3. Build Social and Relationship Skills


Sometimes, making friends and learning appropriate social behaviors is difficult for kids. Having a common interest and the innate camaraderie of a team environment can make a huge difference. Being part of a team helps kids to learn social skills, make friends, and improve their communication and emotional intelligence. They will learn the value of the team, not just the individual. The inevitable wins and losses will help teach kids to celebrate with their teams when they win and to lean on each other and be gracious when they lose. Coaches are mentors and role models for their teams, and help kids create lasting, healthy relationships on and off the field.

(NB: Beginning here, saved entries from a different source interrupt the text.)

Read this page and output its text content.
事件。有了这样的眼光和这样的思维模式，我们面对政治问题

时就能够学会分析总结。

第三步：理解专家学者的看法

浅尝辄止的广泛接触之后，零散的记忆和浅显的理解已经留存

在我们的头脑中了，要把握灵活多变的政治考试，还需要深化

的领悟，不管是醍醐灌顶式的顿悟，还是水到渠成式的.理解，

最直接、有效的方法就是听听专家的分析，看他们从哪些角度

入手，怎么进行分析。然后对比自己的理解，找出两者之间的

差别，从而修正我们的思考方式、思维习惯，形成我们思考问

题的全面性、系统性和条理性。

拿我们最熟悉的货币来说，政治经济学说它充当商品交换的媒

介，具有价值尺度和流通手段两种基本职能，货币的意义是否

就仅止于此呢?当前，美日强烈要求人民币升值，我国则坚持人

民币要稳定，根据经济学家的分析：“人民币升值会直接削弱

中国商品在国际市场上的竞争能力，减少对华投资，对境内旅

4. Learn Responsibility and Time Management


When you're part of a team, you can't just quit when you don't feel like doing something without consequences. You can't skip team meetings or practices unless there's a really good reason. Playing sports takes time, effort, and patience. Kids will learn responsibility and time management, as they juggle their school responsibilities and the responsibilities for their team. Fundraisers and other team activities will further reinforce the importance of showing up, putting in effort, and understanding responsibilities to oneself and others. Through team sports, kids learn discipline, willpower, and how to use their time well.

5. Sports Can Lead to Passion and New Opportunities


Only a tiny fraction of kids will go on to the pros, but that doesn't mean that youth sports won't lead to a career, whether in sports management, team staff, or actually on a professional sports team. Many children and teens develop passion for their sport and may want to go on to play in college. Through college programs, some young adults end up playing professionally. Playing sports professionally is lucrative enough, but many businesses also pay professional athletes to promote products-soccer player Lionel Messi, for instance, reached an agreement with Adidas close to $1 billion. These athletes are an inspiration to hopeful young players and fuel the next generation of pros.

6. Develops Character and Strength


There are lots of life lessons that can be learned on the field or on the court. Learning and experiencing true competition, team dynamics, and being challenged from a young age helps kids develop character and strength. They'll work hard for what they accomplish-and that makes it all the more satisfying.